Jack Twist, I swear: the gay cowboys are back!
Brokeback Mountain arrived on screen in 2005 with great anticipation and even greater reviews. Twenty years later, the film is hitting theaters again for a special anniversary re-release. It’s clearer now than ever just how immediate and far-reaching the film’s cultural impact was, its tale of star-crossed male lovers in the American west forever imprinting on our moviegoing hearts.
One of the film’s standouts was Michelle Williams, launching her career to the stratosphere with one of the film’s most memorable, oft-quoted moments: the entrance of “Jack Nasty” to the lexicon.
The scene occurs after a Thanksgiving dinner, where Heath Ledger’s Ennis joins his now ex-wife Alma (Williams) and her new husband, all keeping face for the sake of the children. In a moment alone together, Alma confesses that she caught Ennis in a lie about the nature of his fishing trips with his old friend, Jake Gyllenhaal’s Jack Twist. She sputters, a knot of anger and fear of the secret she dare not name. With years of pent up venom and lack of understanding, she finally snarls out “Jack Twist? Jack Nasty!”

Two decades on, “Jack Nasty!” has become one of the film’s most enduring lines and a shorthand for retrograde, unsophisticated viewpoints on queer people. But Brokeback Mountain hasn’t always inspired jokes affectionate to the source material.

No matter all the critical hosannas it received, the film was still plagued by several controversies in its original release. There was hand-wringing over its moniker as a “gay cowboy” movie, the heterosexuality of its creators, and an ensuing backlash and dismissal in a Bush-era homophobic culture.
Ernest Borgnine famously snubbed the movie during its Oscar race, telling Entertainment Weekly, “If John Wayne were alive, he’d be rolling over in his grave.” Even at the Oscar ceremony–where the film won three awards, but famously not Best Picture–there were gay jokes.
Though a benchmark for queer cinema in the mainstream, the film became synonymous with gay jokes. “Many, many more people have told a Brokeback Mountain joke than have seen the movie.
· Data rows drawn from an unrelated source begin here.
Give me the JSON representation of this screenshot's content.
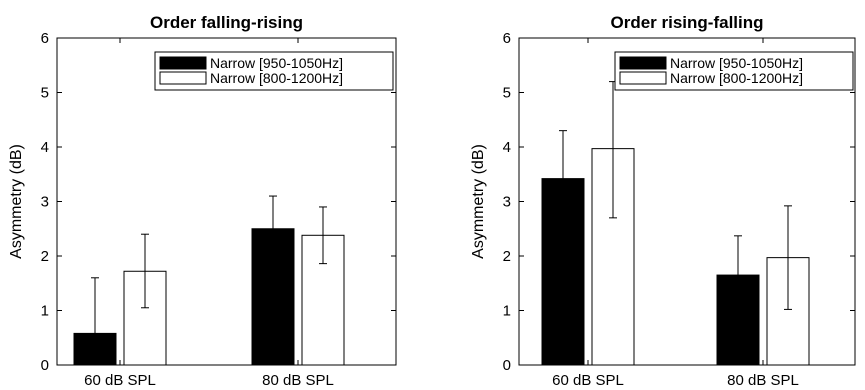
{
  "chart_data": [
    {
      "type": "bar",
      "title": "Order falling-rising",
      "xlabel": "",
      "ylabel": "Asymmetry (dB)",
      "ylim": [
        0,
        6
      ],
      "yticks": [
        "0",
        "1",
        "2",
        "3",
        "4",
        "5",
        "6"
      ],
      "categories": [
        "60 dB SPL",
        "80 dB SPL"
      ],
      "legend_position": "top-right",
      "series": [
        {
          "name": "Narrow [950-1050Hz]",
          "color": "#000000",
          "values": [
            0.58,
            2.5
          ],
          "err_low": [
            0.0,
            1.92
          ],
          "err_high": [
            1.6,
            3.1
          ]
        },
        {
          "name": "Narrow [800-1200Hz]",
          "color": "#ffffff",
          "values": [
            1.72,
            2.38
          ],
          "err_low": [
            1.05,
            1.86
          ],
          "err_high": [
            2.4,
            2.9
          ]
        }
      ]
    },
    {
      "type": "bar",
      "title": "Order rising-falling",
      "xlabel": "",
      "ylabel": "Asymmetry (dB)",
      "ylim": [
        0,
        6
      ],
      "yticks": [
        "0",
        "1",
        "2",
        "3",
        "4",
        "5",
        "6"
      ],
      "categories": [
        "60 dB SPL",
        "80 dB SPL"
      ],
      "legend_position": "top-right",
      "series": [
        {
          "name": "Narrow [950-1050Hz]",
          "color": "#000000",
          "values": [
            3.42,
            1.65
          ],
          "err_low": [
            2.55,
            0.95
          ],
          "err_high": [
            4.3,
            2.37
          ]
        },
        {
          "name": "Narrow [800-1200Hz]",
          "color": "#ffffff",
          "values": [
            3.97,
            1.97
          ],
          "err_low": [
            2.7,
            1.02
          ],
          "err_high": [
            5.2,
            2.92
          ]
        }
      ]
    }
  ]
}
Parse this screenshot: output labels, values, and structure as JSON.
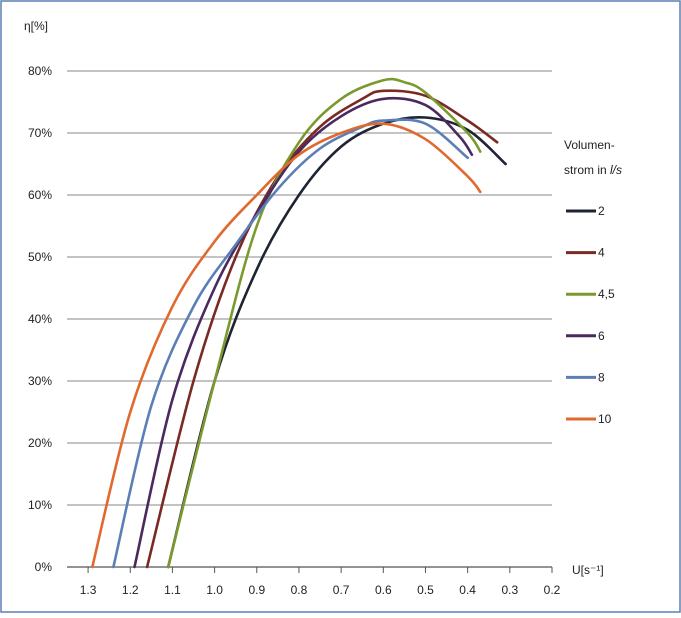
{
  "chart_data": {
    "type": "line",
    "ylabel": "η[%]",
    "xlabel": "U[s⁻¹]",
    "xlim": [
      1.35,
      0.2
    ],
    "ylim": [
      0,
      80
    ],
    "x_reversed": true,
    "x_ticks": [
      "1.3",
      "1.2",
      "1.1",
      "1.0",
      "0.9",
      "0.8",
      "0.7",
      "0.6",
      "0.5",
      "0.4",
      "0.3",
      "0.2"
    ],
    "x_tick_values": [
      1.3,
      1.2,
      1.1,
      1.0,
      0.9,
      0.8,
      0.7,
      0.6,
      0.5,
      0.4,
      0.3,
      0.2
    ],
    "y_ticks": [
      "0%",
      "10%",
      "20%",
      "30%",
      "40%",
      "50%",
      "60%",
      "70%",
      "80%"
    ],
    "y_tick_values": [
      0,
      10,
      20,
      30,
      40,
      50,
      60,
      70,
      80
    ],
    "grid": "horizontal",
    "legend": {
      "title_line1": "Volumen-",
      "title_line2": "strom in ",
      "title_unit": "l/s",
      "placement": "right"
    },
    "series": [
      {
        "name": "2",
        "color": "#1f2433",
        "points": [
          [
            1.11,
            0
          ],
          [
            1.0,
            30
          ],
          [
            0.9,
            48
          ],
          [
            0.8,
            60
          ],
          [
            0.7,
            67.8
          ],
          [
            0.6,
            71.5
          ],
          [
            0.5,
            72.5
          ],
          [
            0.4,
            70.5
          ],
          [
            0.31,
            65
          ]
        ]
      },
      {
        "name": "4",
        "color": "#7a2a24",
        "points": [
          [
            1.16,
            0
          ],
          [
            1.05,
            30
          ],
          [
            0.95,
            50
          ],
          [
            0.85,
            63
          ],
          [
            0.75,
            71
          ],
          [
            0.65,
            75.5
          ],
          [
            0.6,
            76.8
          ],
          [
            0.5,
            76
          ],
          [
            0.4,
            72
          ],
          [
            0.33,
            68.5
          ]
        ]
      },
      {
        "name": "4,5",
        "color": "#7a9a2e",
        "points": [
          [
            1.11,
            0
          ],
          [
            1.0,
            30
          ],
          [
            0.9,
            55
          ],
          [
            0.8,
            68.5
          ],
          [
            0.7,
            75.5
          ],
          [
            0.6,
            78.5
          ],
          [
            0.55,
            78.2
          ],
          [
            0.5,
            76.5
          ],
          [
            0.4,
            70
          ],
          [
            0.37,
            67
          ]
        ]
      },
      {
        "name": "6",
        "color": "#4a2a5e",
        "points": [
          [
            1.19,
            0
          ],
          [
            1.1,
            27
          ],
          [
            1.0,
            45
          ],
          [
            0.9,
            57
          ],
          [
            0.8,
            67
          ],
          [
            0.7,
            72.7
          ],
          [
            0.6,
            75.5
          ],
          [
            0.5,
            74.5
          ],
          [
            0.42,
            69.5
          ],
          [
            0.39,
            66.5
          ]
        ]
      },
      {
        "name": "8",
        "color": "#5b7fb5",
        "points": [
          [
            1.24,
            0
          ],
          [
            1.15,
            26
          ],
          [
            1.05,
            42
          ],
          [
            0.95,
            52
          ],
          [
            0.85,
            61
          ],
          [
            0.75,
            67.5
          ],
          [
            0.65,
            71
          ],
          [
            0.6,
            72
          ],
          [
            0.5,
            71.5
          ],
          [
            0.4,
            66
          ]
        ]
      },
      {
        "name": "10",
        "color": "#e0692e",
        "points": [
          [
            1.29,
            0
          ],
          [
            1.2,
            25
          ],
          [
            1.1,
            42
          ],
          [
            1.0,
            52.5
          ],
          [
            0.9,
            60
          ],
          [
            0.8,
            66.5
          ],
          [
            0.7,
            70
          ],
          [
            0.6,
            71.5
          ],
          [
            0.5,
            69
          ],
          [
            0.4,
            63
          ],
          [
            0.37,
            60.5
          ]
        ]
      }
    ]
  }
}
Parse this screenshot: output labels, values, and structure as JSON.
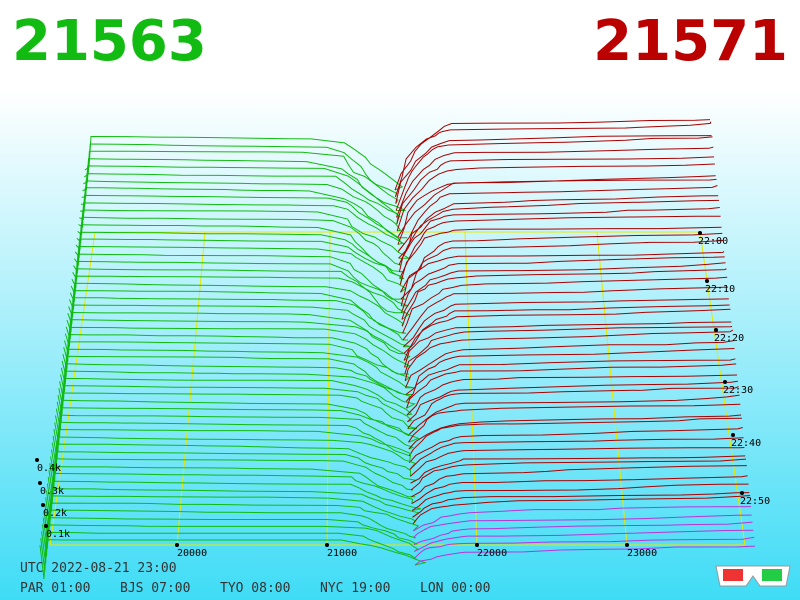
{
  "header": {
    "bid": "21563",
    "ask": "21571"
  },
  "price_axis": {
    "ticks": [
      "20000",
      "21000",
      "22000",
      "23000"
    ]
  },
  "volume_axis": {
    "ticks": [
      "0.4k",
      "0.3k",
      "0.2k",
      "0.1k"
    ]
  },
  "time_axis": {
    "ticks": [
      "22:00",
      "22:10",
      "22:20",
      "22:30",
      "22:40",
      "22:50"
    ]
  },
  "footer": {
    "utc": "UTC 2022-08-21 23:00",
    "clocks": [
      "PAR 01:00",
      "BJS 07:00",
      "TYO 08:00",
      "NYC 19:00",
      "LON 00:00"
    ]
  }
}
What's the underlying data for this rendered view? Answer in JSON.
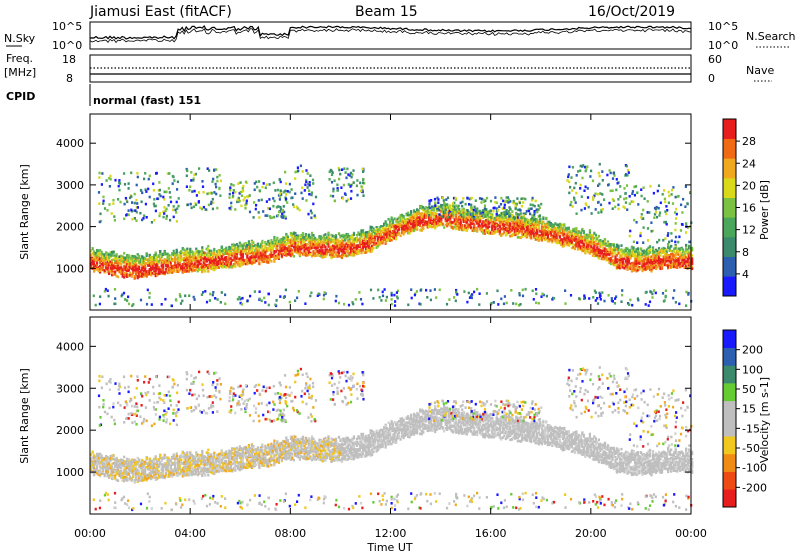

It’s one of those things that has really transcended itself," the director of the Center for the Study of Popular Television once told The Advocate.
“Jack Nasty!” stills remains something of a punchline. Alma’s place in the love affair between Ennis and Jack has inspired Reddit threads, fancams, and, of course, lots of memes.

In twisting Jack’s name into a slur, Alma has become an online stand-in for Karen-esque homophobia, even if the film affords her more understanding than that would suggest. While “I wish I knew how to quit you!” became a line used to mock the film’s sentiment in 2005, “Jack Nasty!” became an iconic one for the film’s knowing, intended audience. The reverence for Alma is peak queer irony.
But the line’s quotability all comes from the tragic earnestness flowing from Williams’ performance. At the time, Williams was only two years removed from her run on Dawson’s Creek as the rebellious Jen Lindsay. She had pivoted to small roles in several independent films, such as The Station Agent, but none of them managed to shed the shadow cast by the soapy teen drama until Brokeback.

Even withering reviews that questioned the mildness of the film’s gay explicitness, such as one published by Slant, were effusive about her performance: “But Michelle Williams, as Ennis’s wife Alma, may be the true standout here, fascinatingly spiking her unspoken resentment for her sham of a marriage with a hint of compassion for Ennis’s secret suffering.” Compassion? Um, sure. But the unanimous praise for Williams’ Oscar-nominated performance still stands.

It was the first sign that Williams was one of the major performers of her generation. “I never really had attention on me before in that kind of a way, and I think that that attention can be sort of destabilizing,” Williams said later, “I think I felt a little bit frozen for a moment, creatively, about where I would go next, because I felt so free to try things before that, because I didn’t think anybody was really paying attention or really cared that much.”
Earlier this year, Williams joined Andy Cohen on Watch What Happens Live and discussed knowing the film’s immediate impact at the time. “People were so open about it,” she said, “You don’t really get an opportunity to see a lot of grown men cry.” With the film back in theaters this weekend, the opportunity comes once again. “Jack Nasty!”? Jack Weepy!